Tuesday, June 15, 2010

The Gals Are On Strike!

Have you noticed how slowly the numbers on The Egg Count have been creeping up?  For the past couple of months, we've been averaging 3.4 eggs per day from the four Gals.  However, things have changed.

It appears the Gals are on strike.

When the Young'uns skip out to check for eggs each day, they are coming back sad faced and empty handed.  We've been eking out about an egg a day for the last week or so.


This is only our second year of having chickens here on the Farm, so Farmer Ron and I are not exactly poultry experts in any way, shape or form.  Like most things we do, we figure the best way to learn is by doing, so we got the chickens and we're figuring it out as we go.  We even took this approach to having kids..."Let's just start trying and see what happens."  So far, it's worked well, a bit chaotic, but well.

Not being completely well versed in the way of the chicken, we're at a bit of a loss as to the slow down in egg production.  Many theories have been thrown around the dinner table - a sneaky little neighbor gal, the lack of sun, a shortage of eggs on some other planet (think aliens), a need for the coop to be moved, chicken stress (whatever this might be), a sneaky animal neighbor, chicken cannibalism (we haven't seen any empty shells).  See how may possibilities with which we have to work?

The best theory we've come up with is that the Gals are molting.  What is molting you ask?  Here's your answer, thanks to wiki answers:

Molting is the process of shedding and renewing its feathers. During the molt the reproductive system of the bird is allowed a complete rest from laying and the bird builds up its body reserves of nutrients. It is a natural process, designed to maintain the birds' ability to escape enemies by flight( strong new feathers) and to provide greater protection against cold winter conditions. In most breeds the molt occurs once per year but can actually happen twice in the same year. The molt can last from 3 months and occasionally for up to 5 months depending on the condition of the bird at the start of molt. A good tonic added to the drinking water will help speed this along.

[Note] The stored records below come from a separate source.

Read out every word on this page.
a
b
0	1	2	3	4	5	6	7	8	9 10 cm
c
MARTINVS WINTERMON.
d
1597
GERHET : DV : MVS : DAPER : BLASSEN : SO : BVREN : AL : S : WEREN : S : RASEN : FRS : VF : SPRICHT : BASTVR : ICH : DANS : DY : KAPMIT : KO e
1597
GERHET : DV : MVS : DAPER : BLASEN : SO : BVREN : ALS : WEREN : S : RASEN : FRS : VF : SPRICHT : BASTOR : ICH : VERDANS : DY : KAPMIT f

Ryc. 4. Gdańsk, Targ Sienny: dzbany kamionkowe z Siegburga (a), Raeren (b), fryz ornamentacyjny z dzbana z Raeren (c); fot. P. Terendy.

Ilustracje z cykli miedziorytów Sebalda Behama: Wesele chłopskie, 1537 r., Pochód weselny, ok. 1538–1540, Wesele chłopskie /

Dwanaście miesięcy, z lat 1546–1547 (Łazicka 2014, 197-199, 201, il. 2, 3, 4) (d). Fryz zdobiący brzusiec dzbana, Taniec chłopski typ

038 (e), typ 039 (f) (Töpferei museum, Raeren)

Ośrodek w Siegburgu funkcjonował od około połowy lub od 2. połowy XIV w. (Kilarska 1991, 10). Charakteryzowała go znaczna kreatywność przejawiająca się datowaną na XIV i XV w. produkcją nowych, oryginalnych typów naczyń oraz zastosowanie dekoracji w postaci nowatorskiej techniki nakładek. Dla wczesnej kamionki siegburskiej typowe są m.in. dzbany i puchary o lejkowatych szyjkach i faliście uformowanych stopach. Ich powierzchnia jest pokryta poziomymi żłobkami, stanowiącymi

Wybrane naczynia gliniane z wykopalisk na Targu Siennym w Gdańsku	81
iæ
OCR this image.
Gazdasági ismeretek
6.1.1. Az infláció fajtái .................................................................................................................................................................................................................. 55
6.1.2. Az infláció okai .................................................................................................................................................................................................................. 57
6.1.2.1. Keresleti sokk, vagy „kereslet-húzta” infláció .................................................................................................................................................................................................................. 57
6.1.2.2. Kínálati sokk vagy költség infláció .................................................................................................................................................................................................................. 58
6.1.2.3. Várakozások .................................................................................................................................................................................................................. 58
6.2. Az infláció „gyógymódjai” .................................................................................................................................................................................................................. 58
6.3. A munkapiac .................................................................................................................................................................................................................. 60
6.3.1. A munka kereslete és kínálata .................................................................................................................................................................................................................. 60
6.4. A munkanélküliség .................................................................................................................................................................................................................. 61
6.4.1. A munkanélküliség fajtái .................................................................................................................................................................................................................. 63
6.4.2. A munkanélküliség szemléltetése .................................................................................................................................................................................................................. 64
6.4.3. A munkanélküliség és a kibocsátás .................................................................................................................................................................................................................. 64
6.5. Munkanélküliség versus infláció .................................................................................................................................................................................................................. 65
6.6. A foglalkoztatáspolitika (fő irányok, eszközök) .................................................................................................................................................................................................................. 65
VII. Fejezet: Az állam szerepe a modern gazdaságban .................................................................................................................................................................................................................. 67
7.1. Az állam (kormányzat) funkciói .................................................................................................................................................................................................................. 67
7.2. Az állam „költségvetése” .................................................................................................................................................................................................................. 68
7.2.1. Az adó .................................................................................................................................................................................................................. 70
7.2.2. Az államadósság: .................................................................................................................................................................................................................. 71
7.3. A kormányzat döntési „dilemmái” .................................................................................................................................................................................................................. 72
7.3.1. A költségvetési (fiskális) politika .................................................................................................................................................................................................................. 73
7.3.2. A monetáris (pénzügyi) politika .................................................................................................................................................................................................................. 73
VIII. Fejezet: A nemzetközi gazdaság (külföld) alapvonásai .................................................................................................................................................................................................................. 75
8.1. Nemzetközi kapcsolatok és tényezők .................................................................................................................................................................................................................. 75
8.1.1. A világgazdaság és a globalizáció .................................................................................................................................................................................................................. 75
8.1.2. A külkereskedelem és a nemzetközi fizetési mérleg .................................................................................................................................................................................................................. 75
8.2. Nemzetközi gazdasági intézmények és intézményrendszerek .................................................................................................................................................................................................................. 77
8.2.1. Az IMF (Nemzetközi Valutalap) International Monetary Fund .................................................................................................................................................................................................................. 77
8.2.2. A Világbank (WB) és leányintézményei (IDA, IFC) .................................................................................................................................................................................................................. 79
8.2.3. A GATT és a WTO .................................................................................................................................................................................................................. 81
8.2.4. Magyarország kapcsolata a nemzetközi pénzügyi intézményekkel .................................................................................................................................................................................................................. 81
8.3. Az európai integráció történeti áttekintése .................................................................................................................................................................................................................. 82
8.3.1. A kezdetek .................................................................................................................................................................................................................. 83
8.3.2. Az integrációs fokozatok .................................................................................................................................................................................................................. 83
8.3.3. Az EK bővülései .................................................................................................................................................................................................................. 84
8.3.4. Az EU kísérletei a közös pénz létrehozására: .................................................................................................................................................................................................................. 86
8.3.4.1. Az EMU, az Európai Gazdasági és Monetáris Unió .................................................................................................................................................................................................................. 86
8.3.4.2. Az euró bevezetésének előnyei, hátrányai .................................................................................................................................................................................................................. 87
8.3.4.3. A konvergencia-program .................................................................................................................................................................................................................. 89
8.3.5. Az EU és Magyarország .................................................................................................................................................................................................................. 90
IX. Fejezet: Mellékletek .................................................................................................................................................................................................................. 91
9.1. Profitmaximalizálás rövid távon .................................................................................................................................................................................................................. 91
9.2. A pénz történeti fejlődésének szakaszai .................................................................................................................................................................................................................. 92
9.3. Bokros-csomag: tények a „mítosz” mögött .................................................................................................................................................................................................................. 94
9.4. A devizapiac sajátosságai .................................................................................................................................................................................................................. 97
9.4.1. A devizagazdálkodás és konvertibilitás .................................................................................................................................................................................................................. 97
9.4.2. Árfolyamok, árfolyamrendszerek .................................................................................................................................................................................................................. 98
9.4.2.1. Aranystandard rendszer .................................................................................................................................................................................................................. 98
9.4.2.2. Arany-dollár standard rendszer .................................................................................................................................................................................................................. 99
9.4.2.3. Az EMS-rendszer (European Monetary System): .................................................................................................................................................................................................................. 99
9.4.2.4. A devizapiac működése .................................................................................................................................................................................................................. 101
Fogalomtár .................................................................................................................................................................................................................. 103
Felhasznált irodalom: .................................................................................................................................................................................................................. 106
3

So, we're using molting as our working theory of our lack of eggs.  We really don't have a clue if it's a correct theory, but we're going with it for now and we'll see what happens.  Three months is a long time to keep these Gals if they aren't going to give us eggs since we don't keep them over the winter anyway.  (They end up in our freezer somewhere around the start of December.) 

Will we break the Laying Chickens Union strike and bring in scabs?